Jochebed’s calculated strategy works far better than she might have imagined. Not only does she save her infant son from death, but she provides a life for him that will include wealth, education and a home. Better yet, SHE IS PAID FOR IT. In a culture of slavery, where her husband and other men are forced to “brick bricks” under a hot sun in Egypt, building buildings for a cruel ruler, she provides an income for her family.

As I read this passage this morning, this “I will give you your wages” popped off the page at me. Moses’ mother is, at this point, just an un-named slave. Yet she has incredible power. She, like African-American slaves in the United States in the 1700’s and 1800’s (and arguably beyond that), lived under oppressive conditions, where community mattered, and where strategy and courage were critical. I thought about the Ignatian Solidarity Network devotion, which I have also been following every morning on my I-phone (entitled “Lift Every Voice; A Lenten Journey Towards Racial Justice), and today’s meditation was entitled “In the Presence of Enemies.” While this reflection focused on Dr.

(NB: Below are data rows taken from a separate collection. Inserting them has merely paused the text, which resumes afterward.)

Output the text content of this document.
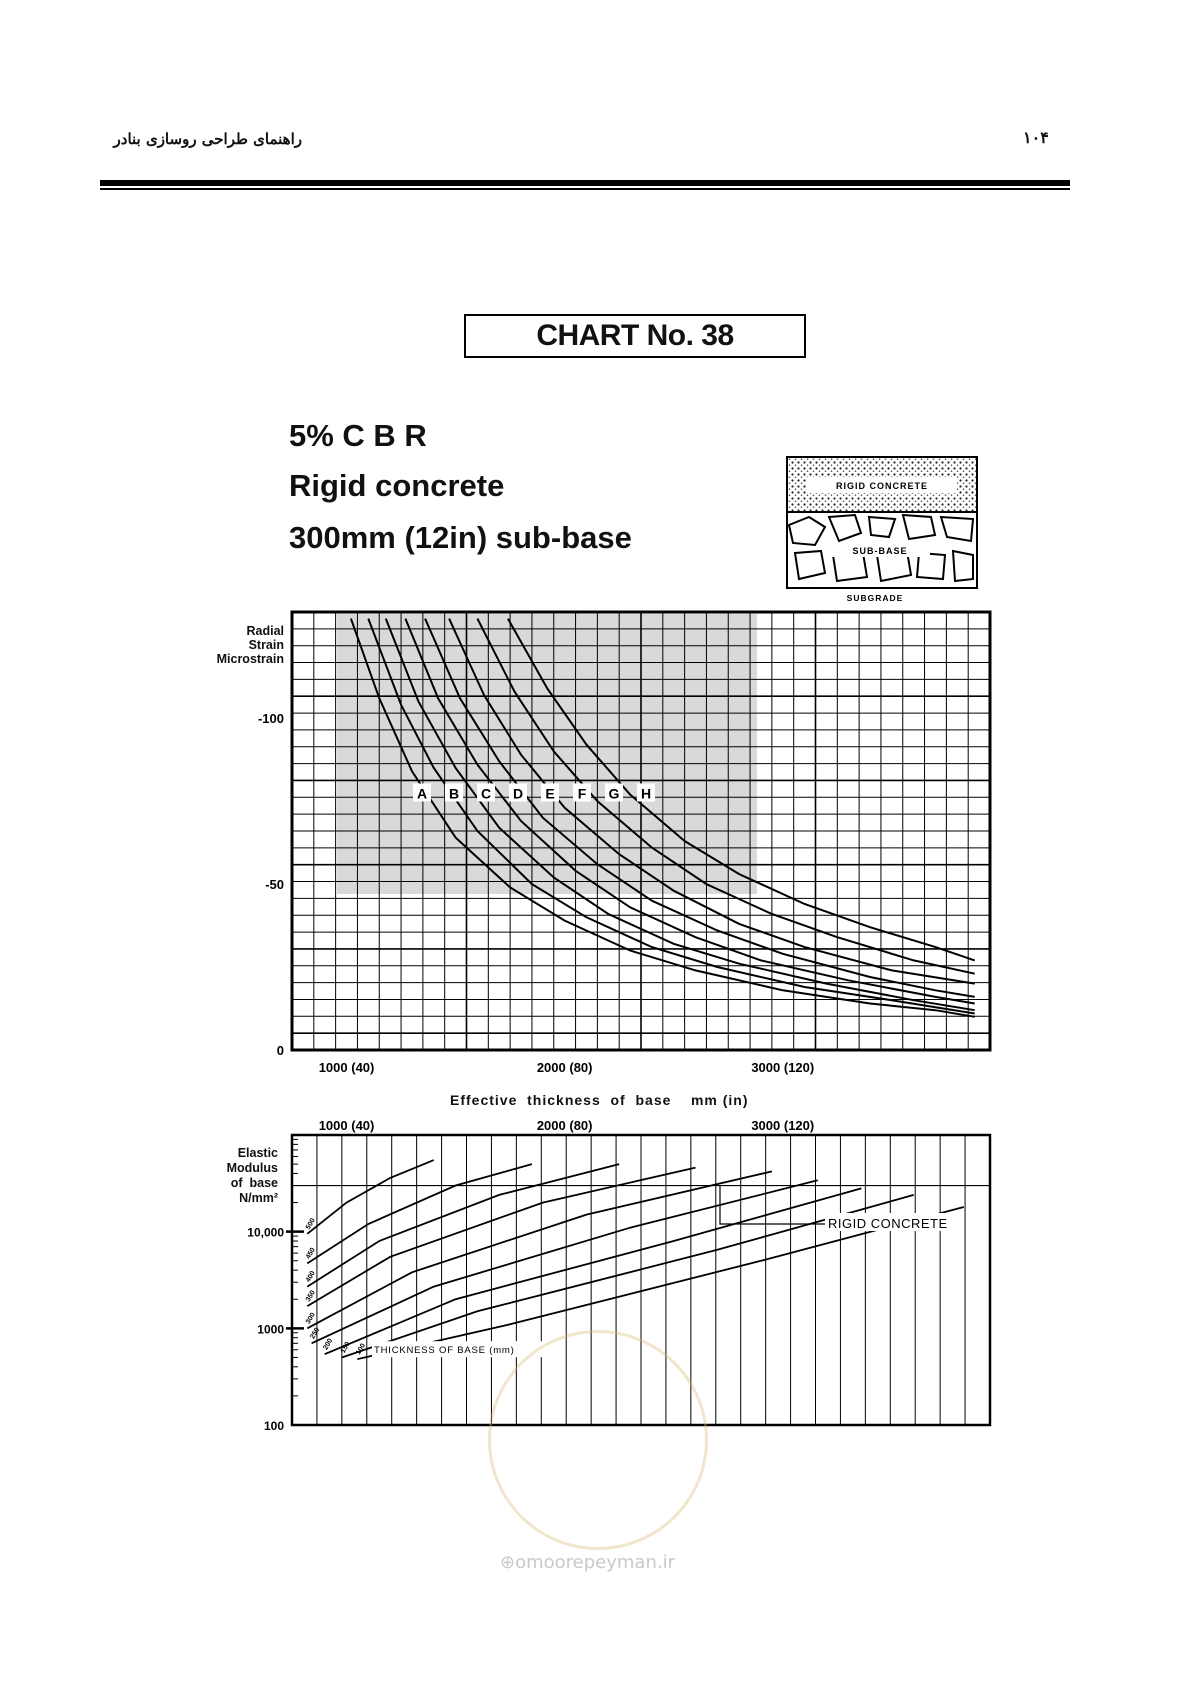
راهنمای طراحی روسازی بنادر	۱۰۴
CHART No. 38
5% C B R
Rigid concrete
300mm (12in) sub-base
RIGID CONCRETE
SUB-BASE
SUBGRADE
Radial
Strain
Microstrain
Effective  thickness  of  base    mm (in)
Elastic
Modulus
of  base
N/mm²
A B C D E F G H
1000 (40)	2000 (80)	3000 (120)
0
-50
-100
500
450
400
350
300
250
200 150 100
1000 (40)	2000 (80)	3000 (120)
100
1000
10,000
RIGID CONCRETE
THICKNESS OF BASE (mm)
⊕omoorepeyman.ir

King and his own enemies, the questions at the end were broader–about how enemies don’t have to be people. They can be “any kind of oppositional force in your life that keeps you from flourishing as you were created to do.”

So there are many forces in my, and your, lives, that oppose us, that hold us back. Today, I am strengthened by the silent, strong presence of those in our midst who–in the throes of conflict, oppression and political power–speak Truth to such power. Sometimes they do it with words. And more often than not, they speak Truth to power with their very bodies and minds. For such, I am deeply grateful. Jochebed, may your daughters keep on keeping on.